Obviamente una parte de ese objetivo necesitaba dinero para financiarlo y los ingentes recursos universitarios no eran nada desdeñables.
Carlos Zaninni, uno de aquellos “revolucionarios”, en su carácter de Procurador del Tesoro del impresentable gobierno del dúo de los Fernández, sacó a las universidades del conjunto de dependencias públicas sujetas a la auditoría de la AGN, con el grosero propósito de desviar hacia allí fondos que, por un lado, tuvieran el sensiblero justificativo de “apoyar la educación pública” y, por el otro, retirar la vigilancia que sobre esos dineros de todos los argentinos debería haberse llevado a cabo.
De hecho, ese mecanismo de llevar dinero hacia universidades de muy escaso prestigio (y sobre las cuales pesa la sospecha de que fueron creadas ad hoc también para robar) fue utilizado hasta el cansancio para seguir financiando el relato kirchnerista sea desde la la Universidad de las Madres de Plaza de Mayo o desde las estrambóticas ficciones de Andrea del Boca.
Que los muchachos se pongan nerviosos frente a un gobierno que, como ideal de máxima viene a cortarles el curro y, de mínima, a exigirles que muestren la documentación que respalda los gastos, es bastante normal.
Lo que vuelve a no ser normal es la ostensible pretensión de muchos de poner en un pie de igualdad, por un lado, la violencia demostrada por los que ven sus intereses amenazados y, por el otro, las posturas del presidente que ha salido a calificarlos con gruesos adjetivos que, no por el hecho de que nadie se haya animado a usarlos hasta ahora no significa que no sean ciertos ni perfectamente aplicables a estos sujetos que habían descubierto un buen yeite para vivir de los demás sin dar explicaciones.
Por el lado de los “estudiantes” (y pongo la palabra entre comillas porque muchos de “estudiantes” solo tienen la máscara) la sociedad tampoco debería volver a caer en el engaño de creer que ese “status” otorga un traje de teflón frente al cual resbalan todos los cuestionamientos.

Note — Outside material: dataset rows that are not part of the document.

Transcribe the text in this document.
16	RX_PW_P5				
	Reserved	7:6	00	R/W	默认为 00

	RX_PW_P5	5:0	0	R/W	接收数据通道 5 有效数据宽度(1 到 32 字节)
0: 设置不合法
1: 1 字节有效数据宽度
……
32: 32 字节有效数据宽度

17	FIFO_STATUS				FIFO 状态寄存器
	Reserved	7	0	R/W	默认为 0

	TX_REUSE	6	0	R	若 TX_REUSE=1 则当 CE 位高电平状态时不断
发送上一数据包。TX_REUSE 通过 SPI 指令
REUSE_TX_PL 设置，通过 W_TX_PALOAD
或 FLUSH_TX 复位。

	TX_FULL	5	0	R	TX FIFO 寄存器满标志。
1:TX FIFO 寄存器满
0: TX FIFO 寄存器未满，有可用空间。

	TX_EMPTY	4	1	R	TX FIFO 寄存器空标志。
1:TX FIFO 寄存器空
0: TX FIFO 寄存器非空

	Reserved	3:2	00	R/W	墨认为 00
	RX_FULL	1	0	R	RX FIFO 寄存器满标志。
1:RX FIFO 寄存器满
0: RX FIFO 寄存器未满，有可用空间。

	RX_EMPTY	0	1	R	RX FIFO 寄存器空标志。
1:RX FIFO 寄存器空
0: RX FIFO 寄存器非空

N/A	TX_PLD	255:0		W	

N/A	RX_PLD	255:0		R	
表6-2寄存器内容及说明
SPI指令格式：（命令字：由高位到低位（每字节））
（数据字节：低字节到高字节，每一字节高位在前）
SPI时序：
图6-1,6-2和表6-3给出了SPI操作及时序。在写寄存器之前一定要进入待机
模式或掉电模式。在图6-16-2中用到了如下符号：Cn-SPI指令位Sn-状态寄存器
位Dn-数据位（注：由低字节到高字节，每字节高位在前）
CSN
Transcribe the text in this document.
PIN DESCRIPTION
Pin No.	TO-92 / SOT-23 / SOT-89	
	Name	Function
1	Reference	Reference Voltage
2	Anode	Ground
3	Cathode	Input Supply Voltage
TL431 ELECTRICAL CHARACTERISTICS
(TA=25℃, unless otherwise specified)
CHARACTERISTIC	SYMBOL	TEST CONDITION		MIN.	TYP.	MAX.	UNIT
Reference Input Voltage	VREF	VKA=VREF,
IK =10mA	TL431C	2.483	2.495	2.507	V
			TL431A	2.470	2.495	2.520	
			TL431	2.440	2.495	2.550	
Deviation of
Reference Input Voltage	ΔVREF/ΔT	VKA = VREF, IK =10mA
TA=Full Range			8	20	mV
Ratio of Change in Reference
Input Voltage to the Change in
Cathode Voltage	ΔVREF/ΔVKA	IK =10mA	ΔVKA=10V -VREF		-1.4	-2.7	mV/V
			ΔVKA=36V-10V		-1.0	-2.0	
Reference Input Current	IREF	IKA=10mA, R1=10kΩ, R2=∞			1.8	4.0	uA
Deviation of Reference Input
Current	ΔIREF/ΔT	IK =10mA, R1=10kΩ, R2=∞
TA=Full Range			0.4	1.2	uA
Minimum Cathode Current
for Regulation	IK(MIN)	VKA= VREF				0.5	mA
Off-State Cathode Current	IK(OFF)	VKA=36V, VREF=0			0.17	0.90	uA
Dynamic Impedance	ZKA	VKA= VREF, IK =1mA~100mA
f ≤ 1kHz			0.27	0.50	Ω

Al contrario -lamentablemente- con el dinero de todos los argentinos se ha estado financiando la “producción” en serie de cabezas de termo con ínfulas intelectuales (la peor clase de cabezas de termo) que son los que han alcanzado los lugares de dirección del país, orientándolo -como no podía ser de otra manera- a un estrepitoso fracaso en términos de desarrollo, nivel de vida y tranquilidad pública.
Si todo lo que han vivido los argentinos no ha sido suficiente aún como para formar una masa social determinada que tenga la fuerza suficiente para identificar impostores y para distinguir quiénes son los que empiezan la violencia, quiénes usan la violencia y quiénes instigan a la violencia, entonces habrá que concluir que el argentino es un pueblo que no aprende con nada.
La sola posibilidad que un conjunto de imberbes vuelva a ser el ariete con el cual el dramático cambio que necesita la sociedad es abortado, es de una alarmante gravedad. También lo es que los argentinos vuelvan a creer la indignante mentira de que la “gratuidad” de la universidad beneficia a los hijos de los obreros. Pocas mentiras han sido más flagrantes que esa: los números demuestran más allá de toda duda que allí no llegan los “hijos de los obreros” y de que el presupuesto público se malgasta en subsidiar a quienes vienen de pagar colegios privados o en los que podrían hacerse cargo de “bancar” ellos (con la de ellos) a un chico sin recuirsos que quiera estudiar. Pero claro “con la mía no se jode”: mejor disimulemos todo en el barro del colectivismo para que yo me la pueda dar de socialista con la guita de los demás.
Ante estos evidentes amagues, ya mismo, todos los medios de comunicación, las fuerzas vivas de la sociedad, las asociaciones civiles, las asociaciones profesionales, los representantes de las principales instituciones del país deberían estar señalando a ese foco de revolucionarios de pacotilla como el embrión que quiere producir disturbios, agitar la discordia y generar el tumulto en el que puedan pescar algún beneficio.
El solo hecho de que, no solo no se está produciendo esa saludable consecuencia, sino que haya muchos que pretenden equiparar las reacciones del presidente a las acciones destituyentes de estos sectores “foquistas”, enciende una poderosa señal de alarma en la Argentina.
El país, con todo lo que vivió en su historia, se supone que ya debería haber desarrollado esa gimnasia subconsciente que le permita separar la paja del trigo y distinguir drásticamente a aquellos que comienzan la violencia de aquellos que la identifican y la enfrentan.